Жара прибывала, точно вода в половодье. Поручни вагона обжигали руки. В воздухе днем и ночью стояла пелена пыли, воздух точно высушили в порошок, и, прежде чем дышать им, следовало его в чем-то растворить. На остановках от станционных перронов сквозь тонкие подошвы туфель щекотало ступни ног, платье нагревалось, как под утюгом, и по голым, без чулок, ногам поднималась такая горячая краснота, что казалось, еще мгновение — и все на Ольге вспыхнет огнем.
Было так жарко, точно что-то внутри воспалено и зреет, зреет, распухает до осязаемости.

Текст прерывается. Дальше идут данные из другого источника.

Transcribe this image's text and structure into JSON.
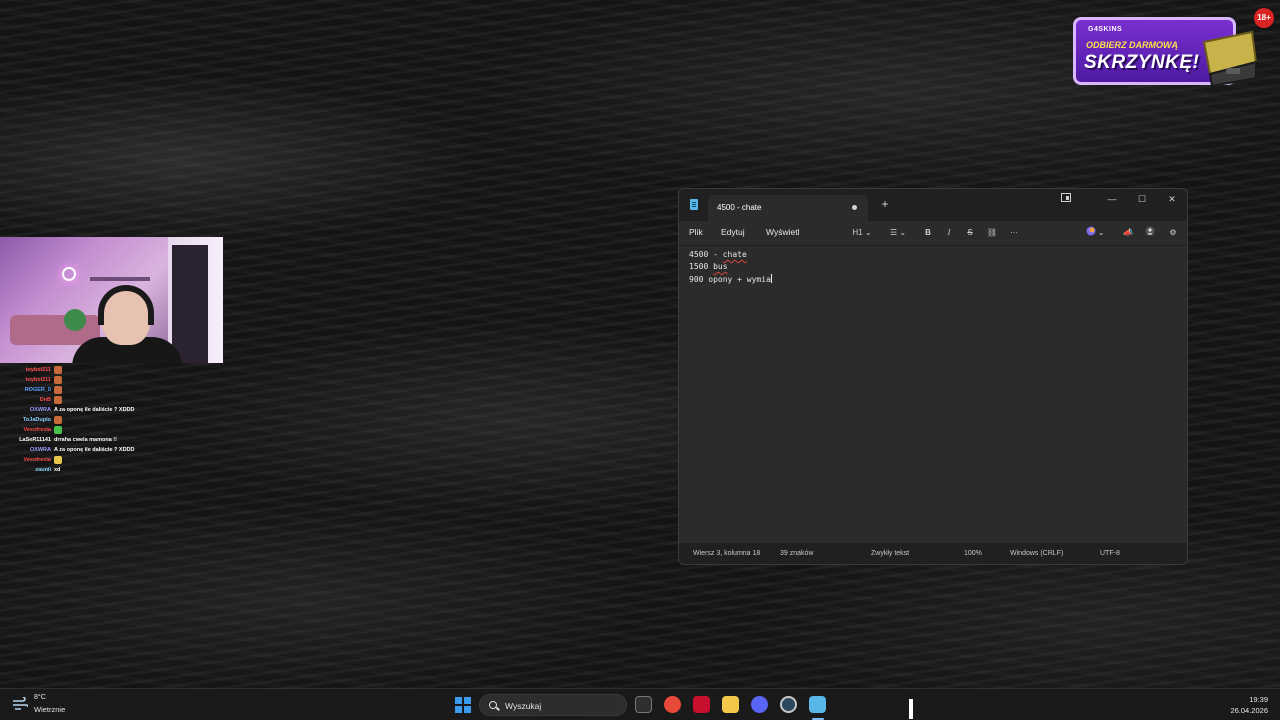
{
  "overlay": {
    "promo": {
      "brand": "G4SKINS",
      "line1": "ODBIERZ DARMOWĄ",
      "line2": "SKRZYNKĘ!",
      "age_badge": "18+"
    },
    "chat": [
      {
        "user": "toyboi211",
        "message": "",
        "user_color": "#ff4a4a",
        "emote_color": "#c66a3a"
      },
      {
        "user": "toyboi211",
        "message": "",
        "user_color": "#ff4a4a",
        "emote_color": "#c66a3a"
      },
      {
        "user": "ROGER_0",
        "message": "",
        "user_color": "#5aa0ff",
        "emote_color": "#c66a3a"
      },
      {
        "user": "DnB",
        "message": "",
        "user_color": "#ff4a4a",
        "emote_color": "#c66a3a"
      },
      {
        "user": "OXWRA",
        "message": "A za oponę ile daliście ? XDDD",
        "user_color": "#9a9aff",
        "emote_color": ""
      },
      {
        "user": "ToJaDuplo",
        "message": "",
        "user_color": "#8ad4ff",
        "emote_color": "#c66a3a"
      },
      {
        "user": "Vexofrexia",
        "message": "",
        "user_color": "#ff4a4a",
        "emote_color": "#4ac24a"
      },
      {
        "user": "LaSeR11141",
        "message": "drraha cwela mamona !!",
        "user_color": "#ffffff",
        "emote_color": ""
      },
      {
        "user": "OXWRA",
        "message": "A za oponę ile daliście ? XDDD",
        "user_color": "#9a9aff",
        "emote_color": ""
      },
      {
        "user": "Vexofrexia",
        "message": "",
        "user_color": "#ff4a4a",
        "emote_color": "#e8c84a"
      },
      {
        "user": "zaunii",
        "message": "xd",
        "user_color": "#8ad4ff",
        "emote_color": ""
      }
    ]
  },
  "notepad": {
    "tab_title": "4500 - chate",
    "menu": [
      "Plik",
      "Edytuj",
      "Wyświetl"
    ],
    "toolbar": {
      "heading": "H1",
      "bold": "B",
      "italic": "I",
      "strike": "S",
      "more": "···"
    },
    "content": {
      "line1_text": "4500 - ",
      "line1_word": "chate",
      "line2_text": "1500 ",
      "line2_word": "bus",
      "line3_text": "900 opony + wymia"
    },
    "status": {
      "position": "Wiersz 3, kolumna 18",
      "chars": "39 znaków",
      "format": "Zwykły tekst",
      "zoom": "100%",
      "line_endings": "Windows (CRLF)",
      "encoding": "UTF-8"
    }
  },
  "taskbar": {
    "weather_temp": "8°C",
    "weather_desc": "Wietrznie",
    "search_placeholder": "Wyszukaj",
    "time": "19:39",
    "date": "26.04.2026",
    "apps": [
      {
        "name": "file-explorer-icon",
        "color": "#f2c84b"
      },
      {
        "name": "chrome-icon",
        "color": "#e84a3a"
      },
      {
        "name": "acrobat-icon",
        "color": "#c8102e"
      },
      {
        "name": "folder-icon",
        "color": "#f2c84b"
      },
      {
        "name": "discord-icon",
        "color": "#5865f2"
      },
      {
        "name": "steam-icon",
        "color": "#2a475e"
      },
      {
        "name": "notepad-icon",
        "color": "#58b6e8"
      }
    ]
  }
}
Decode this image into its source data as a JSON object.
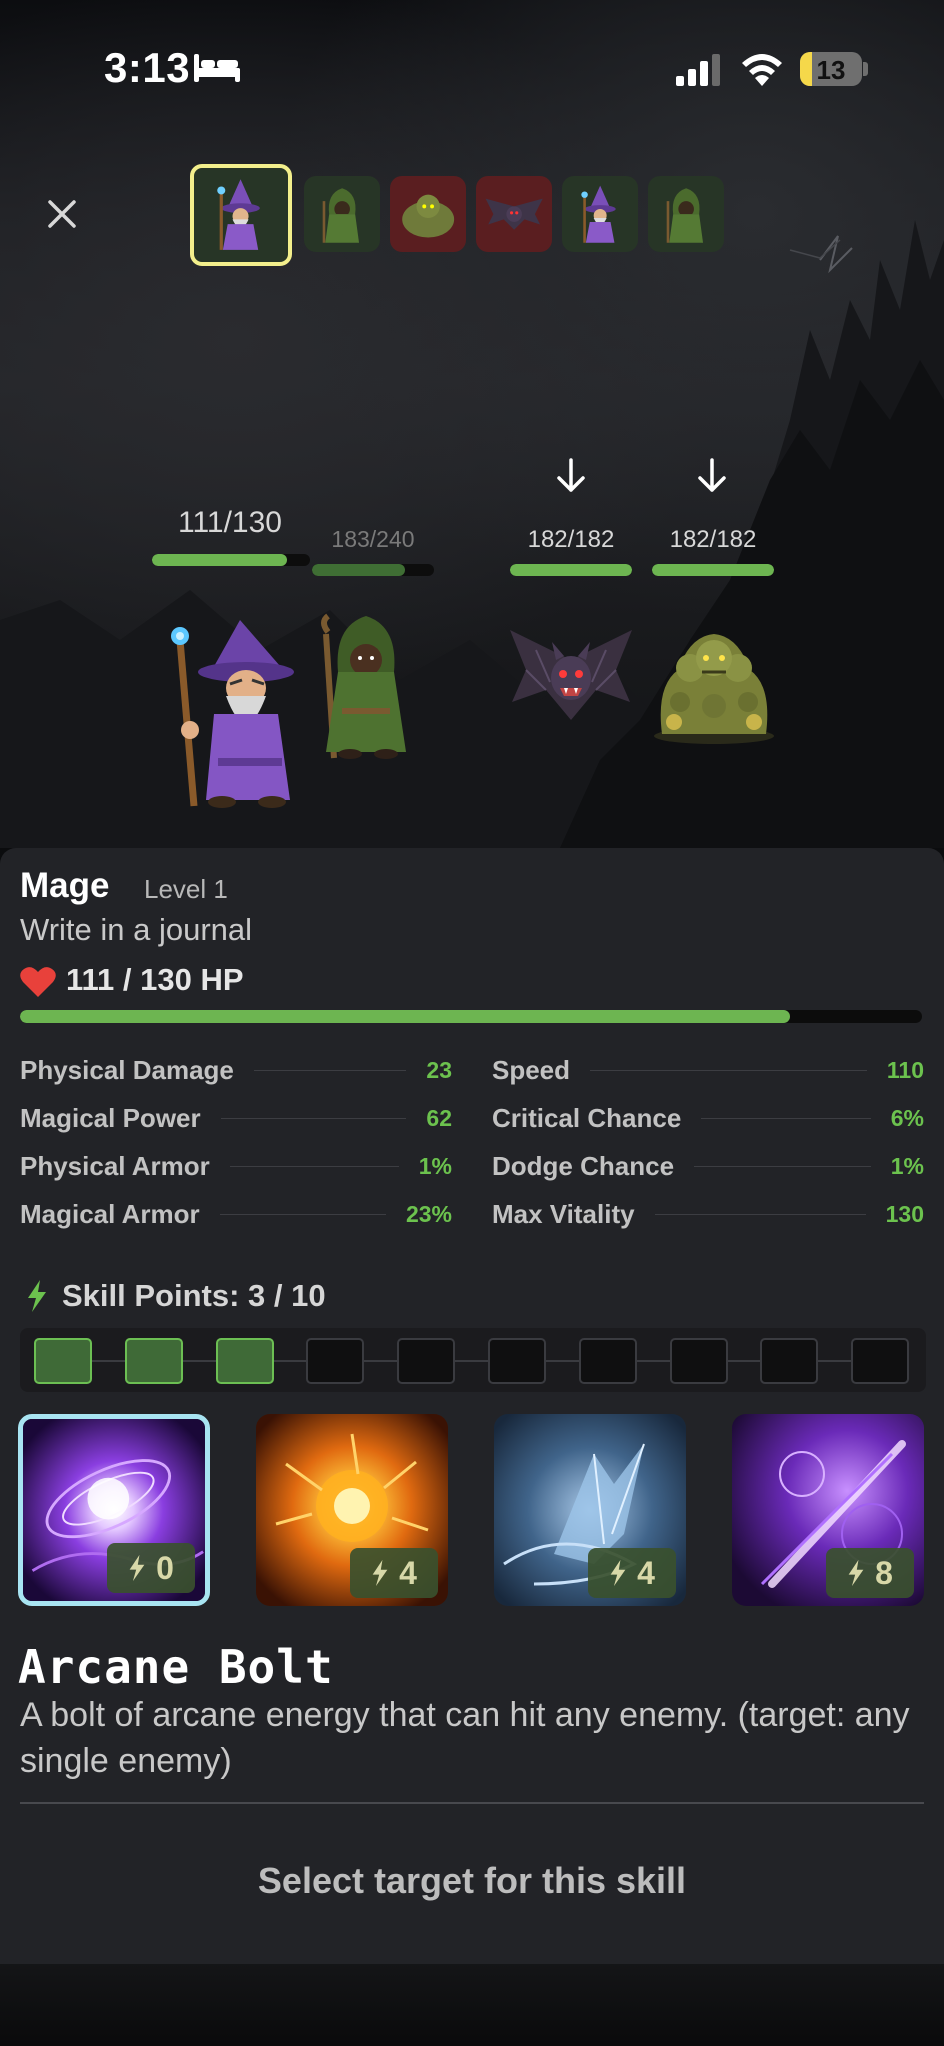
{
  "status_bar": {
    "time": "3:13",
    "battery": "13",
    "icons": [
      "bed-icon",
      "signal-icon",
      "wifi-icon",
      "battery-icon"
    ]
  },
  "turn_order": [
    {
      "unit": "mage",
      "side": "ally",
      "active": true
    },
    {
      "unit": "hooded-rogue",
      "side": "ally",
      "active": false
    },
    {
      "unit": "moss-golem",
      "side": "enemy",
      "active": false
    },
    {
      "unit": "bat",
      "side": "enemy",
      "active": false
    },
    {
      "unit": "mage",
      "side": "ally",
      "active": false
    },
    {
      "unit": "hooded-rogue",
      "side": "ally",
      "active": false
    }
  ],
  "battle": {
    "mage_hp": "111/130",
    "mage_hp_fraction": 0.854,
    "rogue_hp": "183/240",
    "rogue_hp_fraction": 0.7625,
    "bat_hp": "182/182",
    "bat_hp_fraction": 1.0,
    "golem_hp": "182/182",
    "golem_hp_fraction": 1.0
  },
  "character": {
    "name": "Mage",
    "level": "Level 1",
    "task": "Write in a journal",
    "hp_text": "111 / 130 HP",
    "hp_fraction": 0.854
  },
  "stats": {
    "left": [
      {
        "name": "Physical Damage",
        "value": "23"
      },
      {
        "name": "Magical Power",
        "value": "62"
      },
      {
        "name": "Physical Armor",
        "value": "1%"
      },
      {
        "name": "Magical Armor",
        "value": "23%"
      }
    ],
    "right": [
      {
        "name": "Speed",
        "value": "110"
      },
      {
        "name": "Critical Chance",
        "value": "6%"
      },
      {
        "name": "Dodge Chance",
        "value": "1%"
      },
      {
        "name": "Max Vitality",
        "value": "130"
      }
    ]
  },
  "skill_points": {
    "label": "Skill Points: 3 / 10",
    "filled": 3,
    "total": 10
  },
  "skills": [
    {
      "name": "Arcane Bolt",
      "cost": "0",
      "selected": true
    },
    {
      "name": "Fire Burst",
      "cost": "4",
      "selected": false
    },
    {
      "name": "Ice Shard",
      "cost": "4",
      "selected": false
    },
    {
      "name": "Void Comet",
      "cost": "8",
      "selected": false
    }
  ],
  "selected_skill": {
    "title": "Arcane Bolt",
    "description": "A bolt of arcane energy that can hit any enemy. (target: any single enemy)"
  },
  "prompt": "Select target for this skill",
  "colors": {
    "hp_green": "#6db551",
    "stat_value_green": "#6cc24e",
    "active_turn_border": "#f3ef8c",
    "selected_skill_border": "#a8e4f2",
    "enemy_slot": "#5a1e20",
    "ally_slot": "#273526"
  }
}
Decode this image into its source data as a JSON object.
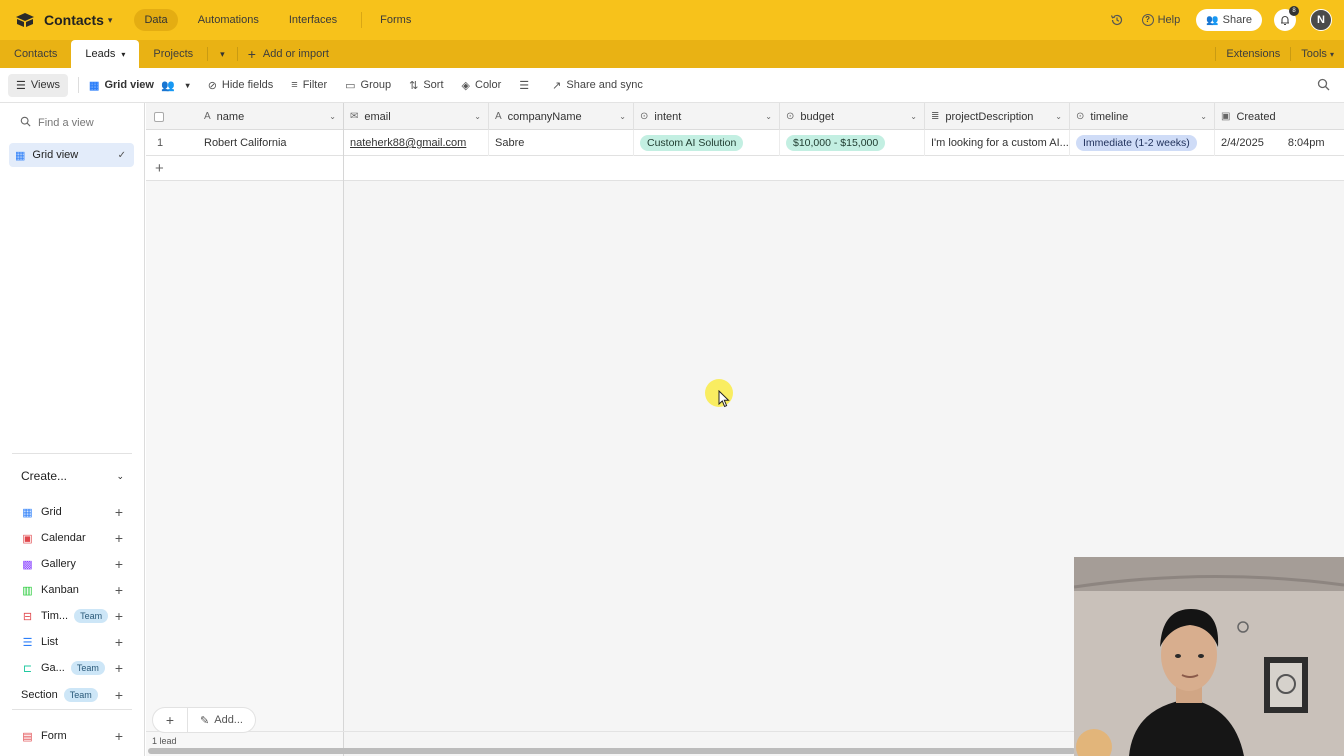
{
  "app": {
    "base_name": "Contacts"
  },
  "topnav": [
    "Data",
    "Automations",
    "Interfaces",
    "Forms"
  ],
  "topright": {
    "help": "Help",
    "share": "Share",
    "avatar": "N",
    "notif_count": "8"
  },
  "tabs": {
    "items": [
      "Contacts",
      "Leads",
      "Projects"
    ],
    "active": "Leads",
    "add_import": "Add or import",
    "extensions": "Extensions",
    "tools": "Tools"
  },
  "viewbar": {
    "views": "Views",
    "grid_view": "Grid view",
    "hide_fields": "Hide fields",
    "filter": "Filter",
    "group": "Group",
    "sort": "Sort",
    "color": "Color",
    "share_sync": "Share and sync"
  },
  "sidebar": {
    "find_placeholder": "Find a view",
    "views": [
      {
        "label": "Grid view"
      }
    ],
    "create_label": "Create...",
    "create_items": [
      {
        "label": "Grid",
        "icon": "grid-icon",
        "color": "#2d7ff9"
      },
      {
        "label": "Calendar",
        "icon": "calendar-icon",
        "color": "#e0484d"
      },
      {
        "label": "Gallery",
        "icon": "gallery-icon",
        "color": "#8b46ff"
      },
      {
        "label": "Kanban",
        "icon": "kanban-icon",
        "color": "#20c933"
      },
      {
        "label": "Tim...",
        "icon": "timeline-icon",
        "color": "#e0484d",
        "team": "Team"
      },
      {
        "label": "List",
        "icon": "list-icon",
        "color": "#2d7ff9"
      },
      {
        "label": "Ga...",
        "icon": "gantt-icon",
        "color": "#20c9a0",
        "team": "Team"
      },
      {
        "label": "Section",
        "team": "Team"
      }
    ],
    "form": {
      "label": "Form",
      "icon": "form-icon",
      "color": "#e0484d"
    }
  },
  "grid": {
    "columns": [
      "name",
      "email",
      "companyName",
      "intent",
      "budget",
      "projectDescription",
      "timeline",
      "Created"
    ],
    "rows": [
      {
        "num": "1",
        "name": "Robert California",
        "email": "nateherk88@gmail.com",
        "companyName": "Sabre",
        "intent": "Custom AI Solution",
        "budget": "$10,000 - $15,000",
        "projectDescription": "I'm looking for a custom AI...",
        "timeline": "Immediate (1-2 weeks)",
        "created_date": "2/4/2025",
        "created_time": "8:04pm"
      }
    ],
    "footer": {
      "add_label": "Add...",
      "count": "1 lead"
    }
  },
  "colors": {
    "topbar": "#f7c21b",
    "tabbar": "#e9b214",
    "chip_teal": "#c3efe2",
    "chip_blue": "#cfdcf7"
  }
}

Движения замирали в этом мире сухих трав, иссякших ручьев, измученной зелени у вокзальных платформ. Свет солнца был известково-бел, и от всех предметов шло струйчатое дрожание, как от сахара в стакане чая, будто и предметы из железа и дерева собирались растаять в воздухе.
Это был Турксиб, однообразная, как чертеж, дорога в пустыне, раскаленная летом, буранная зимой.
Ничего не запоминалось. Одно единственное видение запечатлевалось на сетчатке глаза: караван верблюдов медленно плывет мимо цистерн с горючим и платформ с лесом, а за цистернами и платформами сразу, как театральный занавес, начинается небо.
Пустыню, как штуку желтого полотна, растянули в длину и занавесили ею окна поезда.
Сергей Львович отлеживался на верхней полке. В мятой и грязной от пыли пижаме он напоминал арестанта из американского фильма. От него несло душной испариной, как от давно разрезанной и уже привядшей дыни.
Ольга, занимавшая нижнее место, с утра до сумерек торчала у окна. В синем с белыми цветами платье, очень удобном для дороги, она казалась подростком, и ее никто не думал называть на «вы». Пыль и жара изменили цвет ее волос и лица. Лицо, руки и шея были черны от пыли, и все время хотелось плескаться в воде, но вода была так мутна и горяча, что погружаться в ее жирную бурду казалось такой же нелепостью, как умываться супом. Не отрываясь, глядела Ольга в окно, думая о родных местах. То приходили ей на память стычки на границе, то вспоминались любимые места Владивостока, и каждый раз выяснялось, что она что-то забыла дома.
Забыла попрощаться с Колей Незвановым, своим лучшим другом по крайней мере за последнее полугодие. Забыла написать Наде Крупниковой. Забыла проведать тетку. Забыла вернуть гребень Сане Шварцу и Мопассана в библиотеку. Теперь этому никак уже нельзя было помочь, что, признаться, нисколько не беспокоило Ольгу.
После оживленной сутолоки Владивостока и напряженной обстановки приграничной полосы пустыня казалась лунным пейзажем, — и как было далеко отсюда до океана, до грохота сражений, до этой проклятой японской агрессии, унесшей отца!
И от этой разительной перемены впечатлений становился особенно ощутим масштаб страны: война на одном ее конце совершенно не чувствовалась после нескольких суток езды в поезде — в середине страны.
Впрочем, о боях на Халхин-Голе знал любой станционный сторож, а начальник поезда уже трижды приходил к Сергею Львовичу за информацией о героях сражений. Он должен был скоро делать доклад о патриотизме, и его интересовал материал из первых рук, которого он не мог найти в газетах.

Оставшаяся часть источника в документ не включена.